The vulnerability stems from an unchecked packet length field during the SSH key exchange process, leading to an out‑of‑bounds write in memory. Attackers who can manipulate a malicious SSH server can overwrite adjacent memory and gain execution privileges on the client system. All versions prior to 1.12.0 are vulnerable, with the issue present in the transport.c file of the library. The advisory notes that the flaw can be triggered without authentication, increasing its severity.
Maintainers have issued libssh2 version 1.12.0 which contains the necessary bounds check to prevent the overflow. Administrators are urged to upgrade immediately; if an immediate update is not feasible, they should restrict outbound SSH connections to only trusted servers and monitor for unexpected traffic. The patch is available from the official libssh2 repository and mirrors.
To date, no exploitation of CVE-2026-55200 has been observed in the wild and no threat actor groups have been linked to the flaw.
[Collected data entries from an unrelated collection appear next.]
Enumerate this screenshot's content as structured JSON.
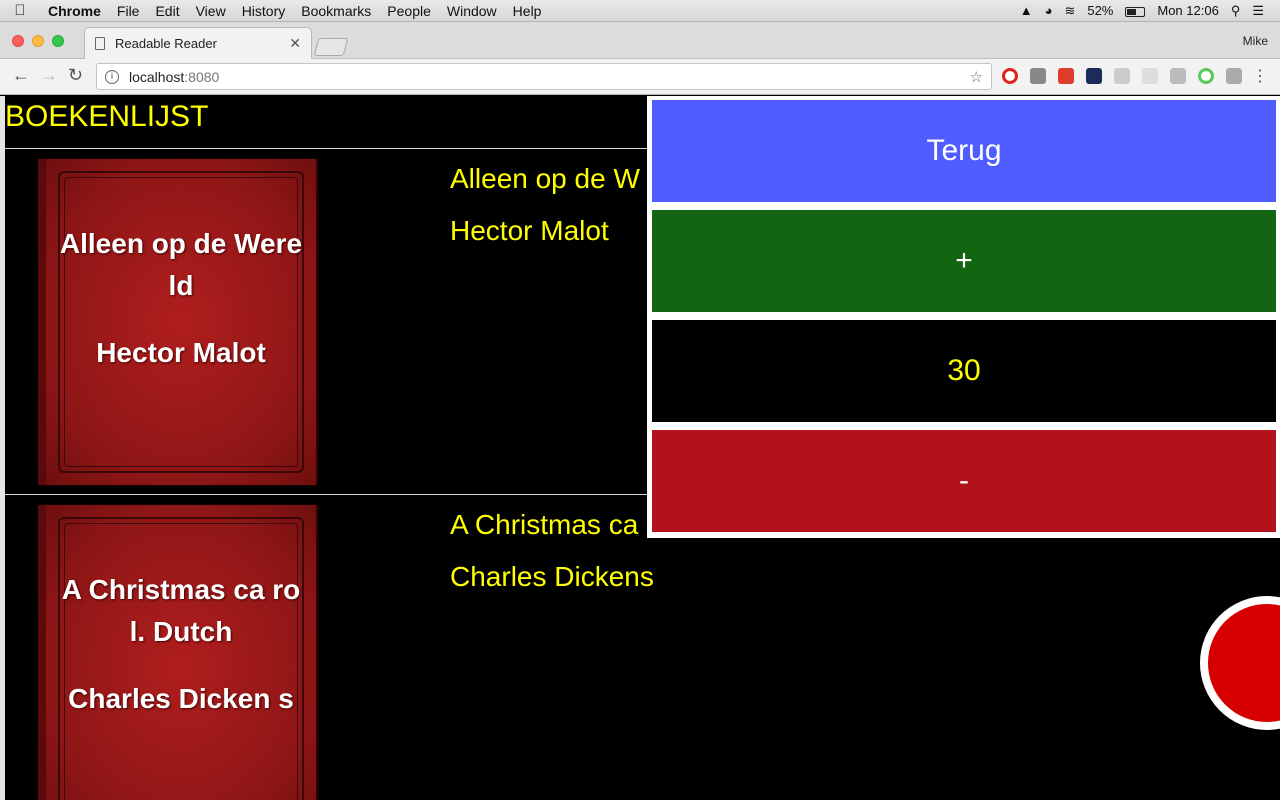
{
  "menubar": {
    "app": "Chrome",
    "items": [
      "File",
      "Edit",
      "View",
      "History",
      "Bookmarks",
      "People",
      "Window",
      "Help"
    ],
    "battery": "52%",
    "clock": "Mon 12:06"
  },
  "browser": {
    "tab_title": "Readable Reader",
    "profile": "Mike",
    "url_host": "localhost",
    "url_port": ":8080"
  },
  "page": {
    "title": "BOEKENLIJST",
    "books": [
      {
        "cover_title": "Alleen op de Wereld",
        "cover_author": "Hector Malot",
        "title": "Alleen op de W",
        "author": "Hector Malot"
      },
      {
        "cover_title": "A Christmas ca rol. Dutch",
        "cover_author": "Charles Dicken s",
        "title": "A Christmas ca",
        "author": "Charles Dickens"
      }
    ]
  },
  "panel": {
    "back_label": "Terug",
    "plus_label": "+",
    "value": "30",
    "minus_label": "-"
  },
  "colors": {
    "accent_text": "#ffff00",
    "back": "#4f5cff",
    "plus": "#136512",
    "minus": "#b1121c",
    "record": "#d60000"
  }
}
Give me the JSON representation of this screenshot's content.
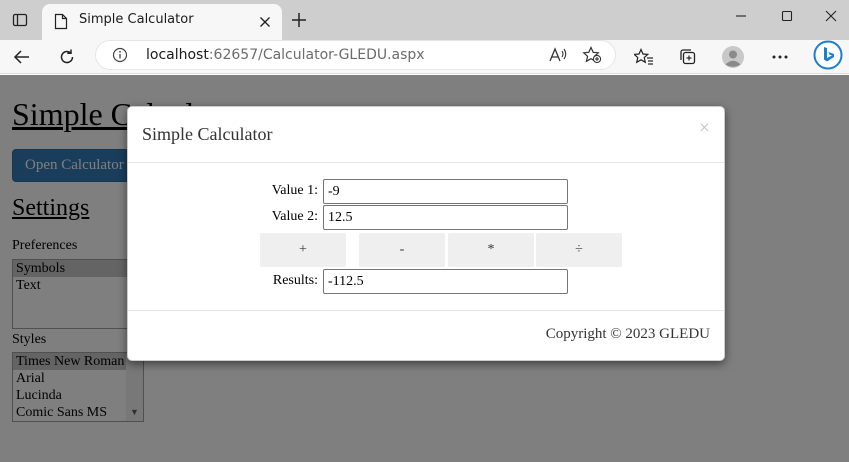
{
  "browser": {
    "tab_title": "Simple Calculator",
    "url_host": "localhost",
    "url_rest": ":62657/Calculator-GLEDU.aspx"
  },
  "page": {
    "heading": "Simple Calculator",
    "open_button": "Open Calculator",
    "settings_heading": "Settings",
    "preferences_label": "Preferences",
    "preferences": [
      "Symbols",
      "Text"
    ],
    "preferences_selected": "Symbols",
    "styles_label": "Styles",
    "styles": [
      "Times New Roman",
      "Arial",
      "Lucinda",
      "Comic Sans MS"
    ],
    "styles_selected": "Times New Roman"
  },
  "modal": {
    "title": "Simple Calculator",
    "close": "×",
    "value1_label": "Value 1:",
    "value1": "-9",
    "value2_label": "Value 2:",
    "value2": "12.5",
    "ops": [
      "+",
      "-",
      "*",
      "÷"
    ],
    "results_label": "Results:",
    "results": "-112.5",
    "copyright": "Copyright © 2023 GLEDU"
  },
  "colors": {
    "primary_button": "#337ab7",
    "overlay": "rgba(0,0,0,0.5)"
  }
}
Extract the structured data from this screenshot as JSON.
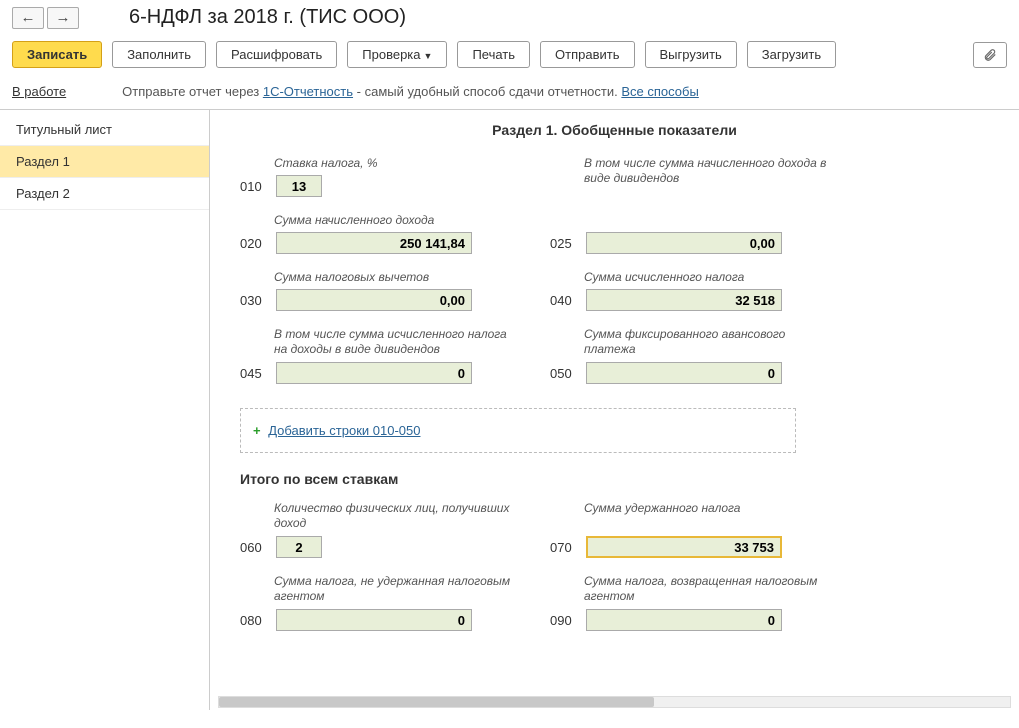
{
  "header": {
    "title": "6-НДФЛ за 2018 г. (ТИС ООО)"
  },
  "toolbar": {
    "save": "Записать",
    "fill": "Заполнить",
    "decode": "Расшифровать",
    "check": "Проверка",
    "print": "Печать",
    "send": "Отправить",
    "export": "Выгрузить",
    "import": "Загрузить"
  },
  "info": {
    "status": "В работе",
    "text1": "Отправьте отчет через ",
    "link1": "1С-Отчетность",
    "text2": " - самый удобный способ сдачи отчетности. ",
    "link2": "Все способы"
  },
  "sidebar": {
    "items": [
      "Титульный лист",
      "Раздел 1",
      "Раздел 2"
    ]
  },
  "section": {
    "title": "Раздел 1. Обобщенные показатели",
    "labels": {
      "rate": "Ставка налога, %",
      "income": "Сумма начисленного дохода",
      "dividends": "В том числе сумма начисленного дохода в виде дивидендов",
      "deductions": "Сумма налоговых вычетов",
      "calculated_tax": "Сумма исчисленного налога",
      "calc_tax_div": "В том числе сумма исчисленного налога на доходы в виде дивидендов",
      "fixed_advance": "Сумма фиксированного авансового платежа"
    },
    "fields": {
      "010": "13",
      "020": "250 141,84",
      "025": "0,00",
      "030": "0,00",
      "040": "32 518",
      "045": "0",
      "050": "0"
    },
    "add_link": "Добавить строки 010-050",
    "totals_title": "Итого по всем ставкам",
    "totals_labels": {
      "persons": "Количество физических лиц, получивших доход",
      "withheld": "Сумма удержанного налога",
      "not_withheld": "Сумма налога, не удержанная налоговым агентом",
      "returned": "Сумма налога, возвращенная налоговым агентом"
    },
    "totals_fields": {
      "060": "2",
      "070": "33 753",
      "080": "0",
      "090": "0"
    }
  }
}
However, the public availability of a working exploit lowers the bar for potential attackers and raises the likelihood of opportunistic scanning. Past libssh2 vulnerabilities have shown rapid adoption by botnets once PoC code appears, prompting a cautious stance.
Defensive teams should first verify which internal tools, devices or scripts depend on libssh2, including automated backup solutions, configuration management agents and custom software. After confirming the dependency, the patched version should be deployed in a test environment to verify compatibility before rolling it out to production. Continuous monitoring of SSH session logs for abnormal packet sizes or repeated connection attempts to unfamiliar endpoints can help catch exploitation attempts early.
In the longer term, organisations may consider diversifying their SSH client implementations to reduce reliance on a single library, while maintaining an inventory of third‑party components for rapid response to future advisories. Subscribing to the libssh2 mailing list or following the VulnCheck feed ensures that notice of patches arrives promptly. Prompt patching combined with vigilant network observability remains the most effective mitigation against this high‑severity flaw.